Sunday, July 29, 2012

Gloomy, Gloomier, or Gloomiest

This week I offer a rather narrow range of choice of scenarios: gloomy, gloomier, and gloomiest, leavened only with a brighter after thought. The merely gloomy forecasts anticipate unsatisfactory growth but no recession. Analysts of this view advance three arguments.
First, we are living through still another summer of our discontent, those months in which the growth engine of the U.S. economy inexplicably takes a vacation before returning to work. Second, there are signs of strength in the economy. The housing sector seems to be recovering, although with stumbles along the way. Good earnings reports from such as Boeing and Caterpillar prove that there are some signs of bright amid corporate gloom. Led by such stellar performers, it is not beyond imagining that the economy will bumble along, growing at 2 percent later this year and into 2013. 
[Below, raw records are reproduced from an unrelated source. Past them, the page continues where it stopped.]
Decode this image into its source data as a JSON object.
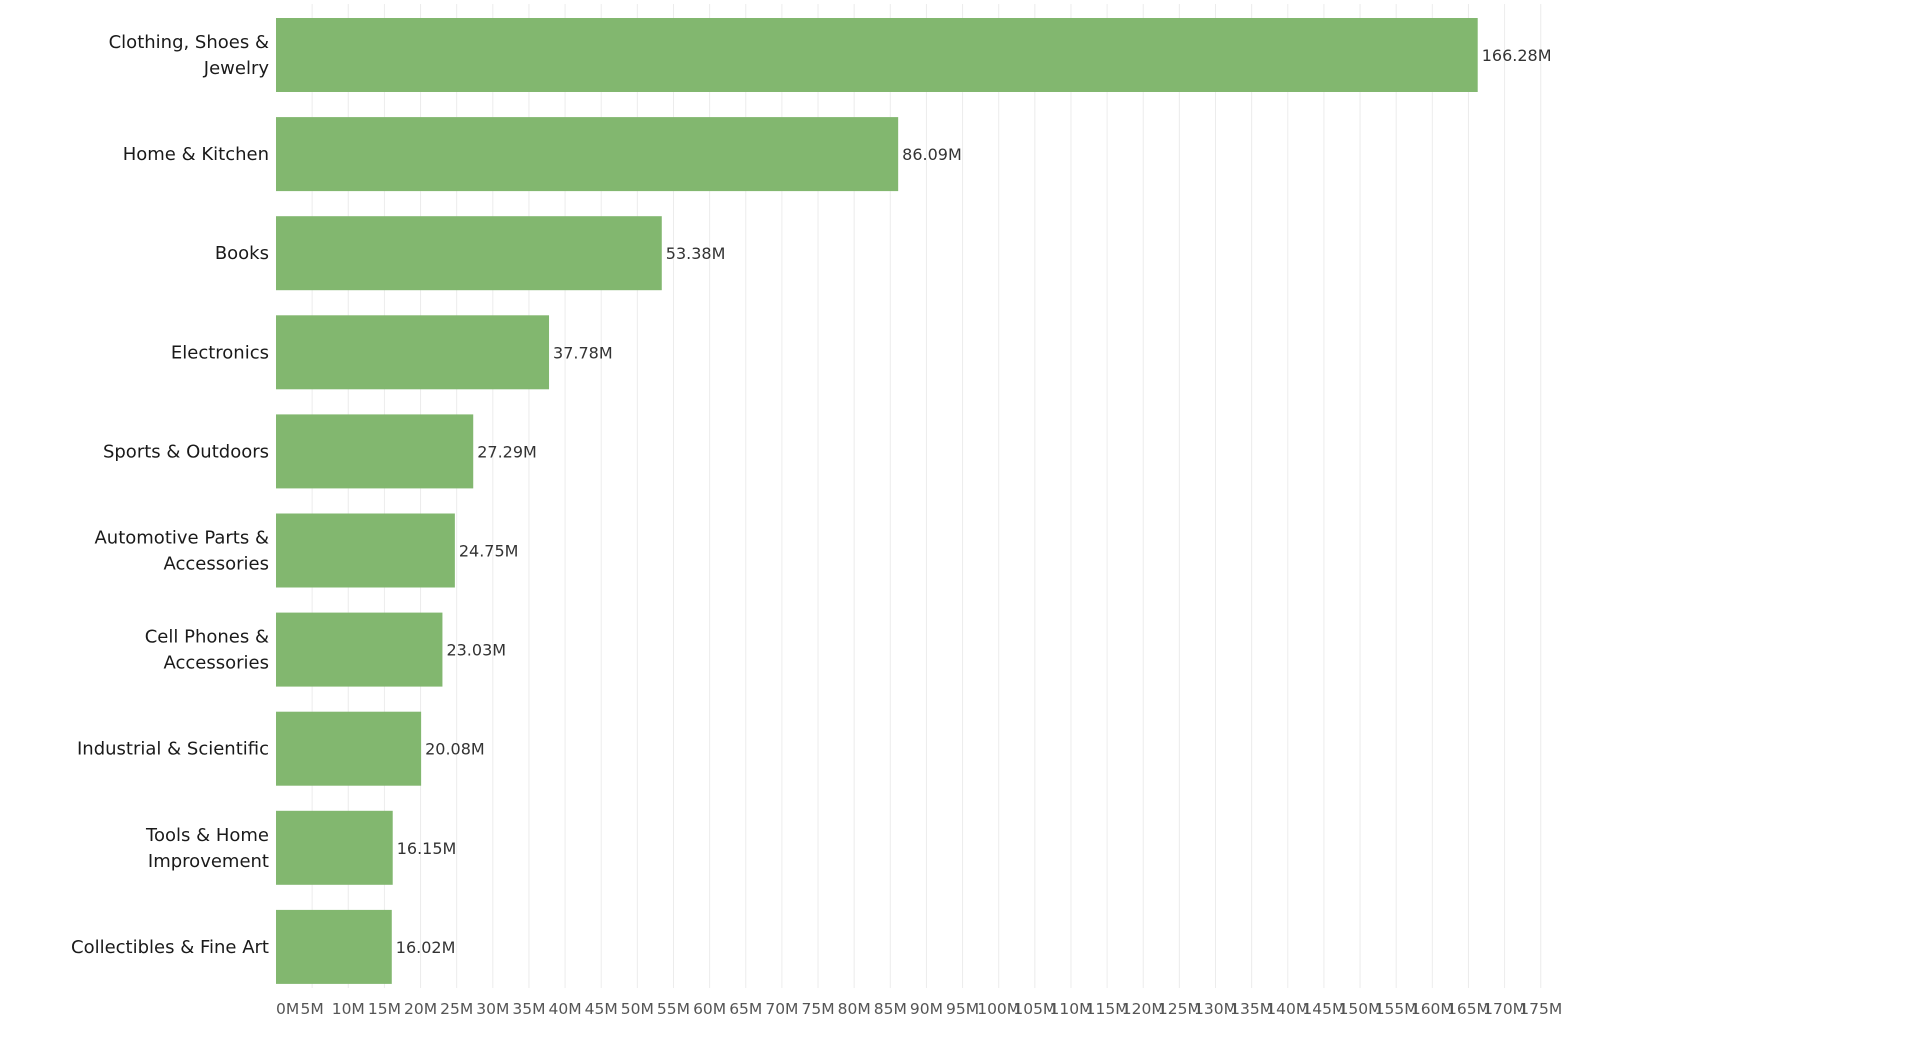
{
  "chart_data": {
    "type": "bar",
    "orientation": "horizontal",
    "categories": [
      [
        "Clothing, Shoes &",
        "Jewelry"
      ],
      [
        "Home & Kitchen"
      ],
      [
        "Books"
      ],
      [
        "Electronics"
      ],
      [
        "Sports & Outdoors"
      ],
      [
        "Automotive Parts &",
        "Accessories"
      ],
      [
        "Cell Phones &",
        "Accessories"
      ],
      [
        "Industrial & Scientific"
      ],
      [
        "Tools & Home",
        "Improvement"
      ],
      [
        "Collectibles & Fine Art"
      ]
    ],
    "values": [
      166.28,
      86.09,
      53.38,
      37.78,
      27.29,
      24.75,
      23.03,
      20.08,
      16.15,
      16.02
    ],
    "value_labels": [
      "166.28M",
      "86.09M",
      "53.38M",
      "37.78M",
      "27.29M",
      "24.75M",
      "23.03M",
      "20.08M",
      "16.15M",
      "16.02M"
    ],
    "x_ticks": [
      0,
      5,
      10,
      15,
      20,
      25,
      30,
      35,
      40,
      45,
      50,
      55,
      60,
      65,
      70,
      75,
      80,
      85,
      90,
      95,
      100,
      105,
      110,
      115,
      120,
      125,
      130,
      135,
      140,
      145,
      150,
      155,
      160,
      165,
      170,
      175
    ],
    "x_tick_labels": [
      "0M",
      "5M",
      "10M",
      "15M",
      "20M",
      "25M",
      "30M",
      "35M",
      "40M",
      "45M",
      "50M",
      "55M",
      "60M",
      "65M",
      "70M",
      "75M",
      "80M",
      "85M",
      "90M",
      "95M",
      "100M",
      "105M",
      "110M",
      "115M",
      "120M",
      "125M",
      "130M",
      "135M",
      "140M",
      "145M",
      "150M",
      "155M",
      "160M",
      "165M",
      "170M",
      "175M"
    ],
    "xlim": [
      0,
      175
    ],
    "title": "",
    "xlabel": "",
    "ylabel": "",
    "grid": "vertical",
    "legend": "none",
    "bar_color": "#82b76f"
  }
}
Third, the monetary policy gurus at the Federal Reserve Board are sufficiently disturbed by weakness in the jobs market to give the economy another boost. Fed chairman Ben Bernanke will reach into his bag of tricks and announce new stimulative measures – “additional steps” is his preferred language – if not at the meeting of the Fed’s monetary policy committee next week, then at the August conclave of central bankers in Jackson Hole.
Since none of this makes much dent in unemployment, and since Europe is headed for what might be a deep recession despite the pledge of European Central Bank president Mario Draghi to “do whatever it takes” to save the euro, don’t break out the champagne. But neither should you panic.